The night I met my now-boyfriend — that’s him, to the left — I was pretty drunk. So drunk, in fact, that the next day I had to ask my friend what he looked like. Was he cute? “Yeah,” she said, “and he was wearing makeup! He looked cool.”
“Yeah, he was wearing eyeliner!”
I was relieved that I hadn’t gone home with a Kiss fan or a Juggalo—just a dude who wears eyeliner. And you know what? I like it!
“Guyliner,” as some call it, is not just for the Pete Wentzes (or Adam Lamberts, or Russell Brands) of the world. Rockers like Iggy Pop, Lou Reed, Alice Cooper and David Bowie all wore man-makeup way before Wentz. And before that, men in 17th-century France, and ancient Egypt, Greece, and Rome, penciled and powdered their faces. It’s silly to think men wearing eyeliner is anything new or shocking.
For my boyfriend, eyeliner is part of his everyday routine. Just like he brushes his teeth and shaves every morning, he puts on eyeliner. He’s been wearing it since high school—when his first girlfriend told him he’d look good with it—and he doesn’t give it much thought.

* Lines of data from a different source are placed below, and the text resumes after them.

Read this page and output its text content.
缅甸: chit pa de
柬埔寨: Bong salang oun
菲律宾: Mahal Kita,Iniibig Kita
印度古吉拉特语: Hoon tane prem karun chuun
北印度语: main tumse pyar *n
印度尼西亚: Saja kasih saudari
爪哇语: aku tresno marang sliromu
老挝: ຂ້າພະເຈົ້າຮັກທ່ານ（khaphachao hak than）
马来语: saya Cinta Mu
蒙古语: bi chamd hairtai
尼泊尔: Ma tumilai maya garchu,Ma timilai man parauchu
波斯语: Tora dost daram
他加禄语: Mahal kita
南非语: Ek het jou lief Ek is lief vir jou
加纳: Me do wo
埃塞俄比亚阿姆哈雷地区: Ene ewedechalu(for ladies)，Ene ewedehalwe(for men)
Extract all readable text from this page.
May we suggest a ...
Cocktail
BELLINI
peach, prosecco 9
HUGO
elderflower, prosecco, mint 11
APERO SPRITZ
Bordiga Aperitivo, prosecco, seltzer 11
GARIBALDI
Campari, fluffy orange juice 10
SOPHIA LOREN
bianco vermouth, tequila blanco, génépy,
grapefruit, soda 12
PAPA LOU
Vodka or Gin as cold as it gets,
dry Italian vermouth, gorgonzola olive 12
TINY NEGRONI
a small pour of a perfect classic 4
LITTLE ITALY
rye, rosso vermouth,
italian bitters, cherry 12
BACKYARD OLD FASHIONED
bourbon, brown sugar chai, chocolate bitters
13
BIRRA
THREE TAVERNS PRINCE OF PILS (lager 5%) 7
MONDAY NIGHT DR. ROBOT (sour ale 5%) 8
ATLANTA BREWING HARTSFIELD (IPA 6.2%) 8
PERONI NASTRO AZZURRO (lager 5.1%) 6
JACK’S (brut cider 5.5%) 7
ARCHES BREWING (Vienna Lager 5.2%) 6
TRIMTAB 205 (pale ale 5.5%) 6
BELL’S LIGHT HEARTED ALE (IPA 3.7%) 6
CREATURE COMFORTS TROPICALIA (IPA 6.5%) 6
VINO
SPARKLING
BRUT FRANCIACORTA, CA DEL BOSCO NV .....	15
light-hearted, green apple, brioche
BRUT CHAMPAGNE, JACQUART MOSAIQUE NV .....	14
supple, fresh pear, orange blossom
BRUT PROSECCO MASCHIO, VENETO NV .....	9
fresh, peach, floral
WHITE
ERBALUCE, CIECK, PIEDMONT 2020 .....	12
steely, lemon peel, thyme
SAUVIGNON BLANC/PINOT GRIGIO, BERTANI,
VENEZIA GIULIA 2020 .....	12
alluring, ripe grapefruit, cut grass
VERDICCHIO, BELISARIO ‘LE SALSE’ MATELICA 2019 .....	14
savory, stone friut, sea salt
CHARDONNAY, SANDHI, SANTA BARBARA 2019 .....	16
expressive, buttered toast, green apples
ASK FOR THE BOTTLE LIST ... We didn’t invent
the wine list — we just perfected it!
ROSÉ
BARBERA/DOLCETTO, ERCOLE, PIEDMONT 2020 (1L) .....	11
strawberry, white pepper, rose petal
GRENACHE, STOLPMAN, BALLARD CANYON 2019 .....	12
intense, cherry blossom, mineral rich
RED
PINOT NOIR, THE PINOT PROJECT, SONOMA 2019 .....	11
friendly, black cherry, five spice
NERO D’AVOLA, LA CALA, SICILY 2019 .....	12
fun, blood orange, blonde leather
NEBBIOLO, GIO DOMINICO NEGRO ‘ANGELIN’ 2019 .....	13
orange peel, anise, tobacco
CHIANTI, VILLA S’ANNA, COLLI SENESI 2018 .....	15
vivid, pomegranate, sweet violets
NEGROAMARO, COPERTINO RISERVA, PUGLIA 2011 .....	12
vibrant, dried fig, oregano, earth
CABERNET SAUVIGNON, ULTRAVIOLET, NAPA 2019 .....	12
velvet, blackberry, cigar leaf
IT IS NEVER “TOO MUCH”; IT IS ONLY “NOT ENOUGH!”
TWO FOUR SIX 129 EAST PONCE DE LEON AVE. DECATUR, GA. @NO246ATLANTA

Really, why should his eyeliner carry any more symbolic weight than my red lipstick? I’m sure people don’t make assumptions about my sexuality based on my lipstick, or think that I’m a fan of Gwen Stefani. So why should anyone assume men with eyeliner are gay (and so what?), or that they’re fans of terrible third-wave emo bands?
Our friends agree that my boyfriend’s eyeliner is no big deal. My friends compliment him on it, if they bother to mention it at all. My boyfriend’s more traditionally masculine friends—like, say, his ex-Marine buddy—have never mentioned it, even jokingly. And in almost a year of dating, I’ve never heard anyone on the street or in a bar make a comment about it.
And me? I like my boyfriend’s eyeliner because it looks good on him. I like it because when I was in high school, I thought photos of Kurt Cobain or (young) Iggy Pop with eyeliner looked good. Jay looks like the boyfriend I would have dreamed up when I was 15. Like Andy Warhol said, “Sex is nostalgia for sex.”
My boyfriend’s penchant for raccoon eyes has only bothered me once: when he told me his brand of eyeliner was better than mine. He only told me once because I was totally right, and he uses my eyeliner brand now (CoverGirl)! Otherwise? No big deal.
Oh, and can we stop calling it “guyliner”? My boyfriend hates that.